LOS ANGELES - Jazz great Benny Carter, a master of melodic invention
on the alto saxophone who also was a renowned composer,
instrumentalist, orchestra leader and arranger, has died, friends said
Sunday. He was 95. Carter died Saturday, after being hospitalized for
about two weeks with bronchitis and other problems, said family friend
and publicist Virginia Wicks. "A big, big person walked out of the
room yesterday," said friend and producer Quincy Jones (news). "A
great human being." Carter was largely self-taught as a musician,
playing both saxophone and trumpet before becoming a band leader in
the late 1920s. In a career that spanned more than six decades, he was
considered among the top altoists in jazz. He performed with or wrote
music for nearly all of jazz's early greats, including Benny Goodman,
Count Basie, Duke Ellington and Dizzy Gillespie. He received the
Grammy Lifetime Achievement Award from the Academy of Recording Arts
and Sciences in 1987, and won two Grammy awards during his career.
St. Louis-based trumpeter Clark Terry, another early jazz pioneer,
said Carter was truly revered by other musicians. "We always called
him the king because he was probably the most highly respected
musician of the whole lot of us," Terry said. Though he is perhaps
best remembered as a saxophonist, Jones said Carter's greatest
contributions to the form were his compositions and arrangements.
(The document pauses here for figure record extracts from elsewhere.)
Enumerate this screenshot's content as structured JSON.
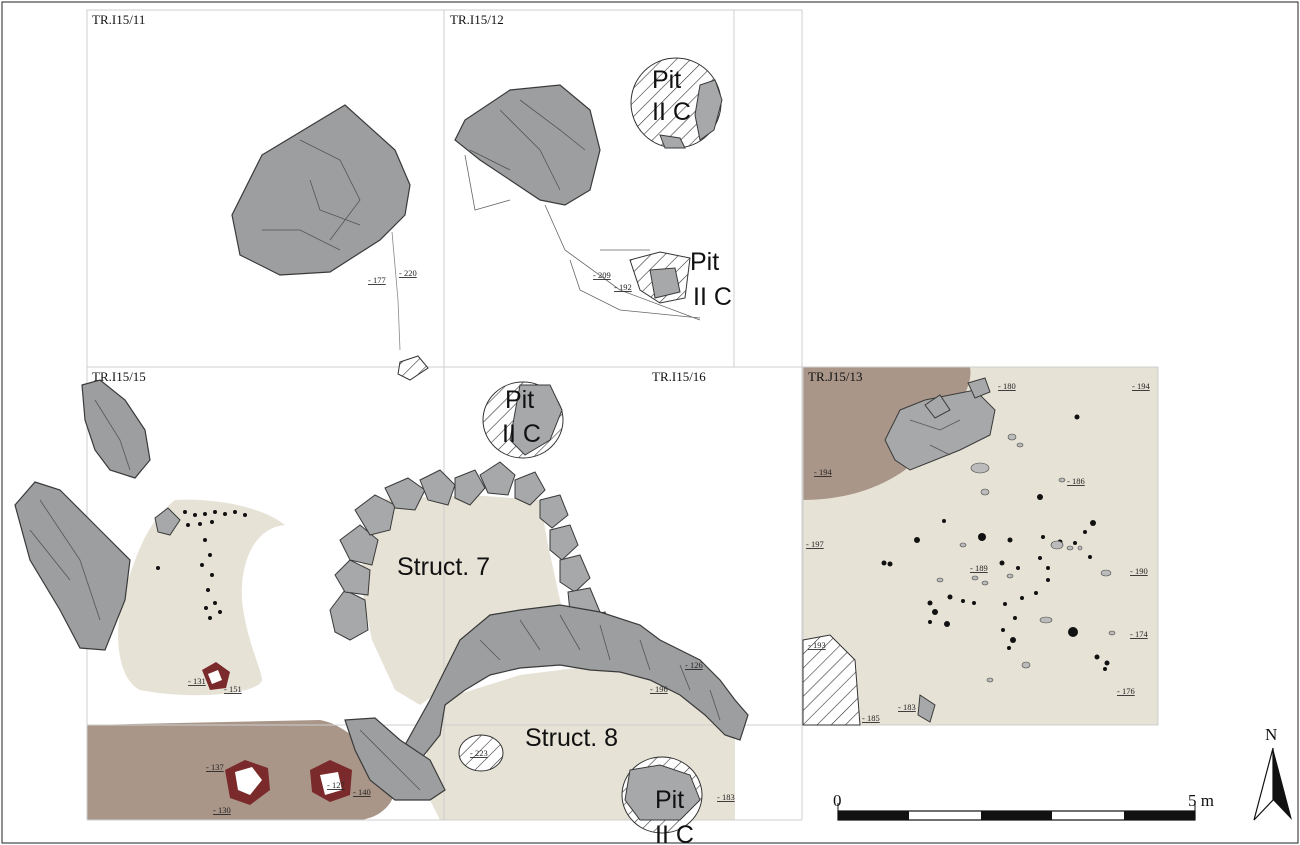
{
  "trenches": {
    "t1": "TR.I15/11",
    "t2": "TR.I15/12",
    "t3": "TR.I15/15",
    "t4": "TR.I15/16",
    "t5": "TR.J15/13"
  },
  "features": {
    "pit_word": "Pit",
    "pit_phase": "II C",
    "struct7": "Struct. 7",
    "struct8": "Struct. 8"
  },
  "elevations": {
    "e177": "- 177",
    "e220": "- 220",
    "e209": "- 209",
    "e192": "- 192",
    "e131": "- 131",
    "e151": "- 151",
    "e137": "- 137",
    "e130": "- 130",
    "e140": "- 140",
    "e127": "- 127",
    "e126": "- 126",
    "e196": "- 196",
    "e183": "- 183",
    "e180": "- 180",
    "e194a": "- 194",
    "e194b": "- 194",
    "e186": "- 186",
    "e197": "- 197",
    "e189": "- 189",
    "e190": "- 190",
    "e174": "- 174",
    "e193": "- 193",
    "e185": "- 185",
    "e183b": "- 183",
    "e176": "- 176",
    "e223": "- 223"
  },
  "scale": {
    "start": "0",
    "end": "5 m"
  },
  "north": "N",
  "colors": {
    "floor": "#e7e2d6",
    "brown_soil": "#a99689",
    "stone": "#9d9e9f",
    "burnt": "#7a2a2a"
  }
}
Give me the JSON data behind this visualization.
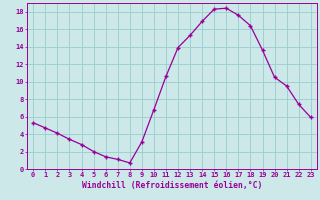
{
  "x": [
    0,
    1,
    2,
    3,
    4,
    5,
    6,
    7,
    8,
    9,
    10,
    11,
    12,
    13,
    14,
    15,
    16,
    17,
    18,
    19,
    20,
    21,
    22,
    23
  ],
  "y": [
    5.3,
    4.7,
    4.1,
    3.4,
    2.8,
    2.0,
    1.4,
    1.1,
    0.7,
    3.1,
    6.8,
    10.6,
    13.9,
    15.3,
    16.9,
    18.3,
    18.4,
    17.6,
    16.4,
    13.6,
    10.5,
    9.5,
    7.4,
    5.9
  ],
  "line_color": "#990099",
  "marker": "+",
  "marker_size": 3,
  "marker_linewidth": 1.0,
  "line_width": 0.9,
  "bg_color": "#cce8e8",
  "grid_color": "#99cccc",
  "xlabel": "Windchill (Refroidissement éolien,°C)",
  "xlabel_color": "#990099",
  "tick_color": "#990099",
  "ylim": [
    0,
    19
  ],
  "xlim": [
    -0.5,
    23.5
  ],
  "yticks": [
    0,
    2,
    4,
    6,
    8,
    10,
    12,
    14,
    16,
    18
  ],
  "xticks": [
    0,
    1,
    2,
    3,
    4,
    5,
    6,
    7,
    8,
    9,
    10,
    11,
    12,
    13,
    14,
    15,
    16,
    17,
    18,
    19,
    20,
    21,
    22,
    23
  ],
  "spine_color": "#990099",
  "tick_fontsize": 5.0,
  "xlabel_fontsize": 5.8
}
Carter was a member of a generation of early jazz musicians
responsible for changing public attitudes about the style, which grew
out of blues and spiritual music and was largely performed by black
musicians, Jones said. "They came out of this thing that was supposed
to be the wicked music, and they brought it to life, and it turned
into one of our greatest art forms," Jones said. Bennett Lester Carter
was born Aug. 8, 1907, in New York City. He saved up for months to buy
a trumpet as a child, turning to saxophone when he couldn't master the
trumpet fast enough. By the time he was 15, he was sitting in at night
clubs in Harlem, and at 21 was leading his own band.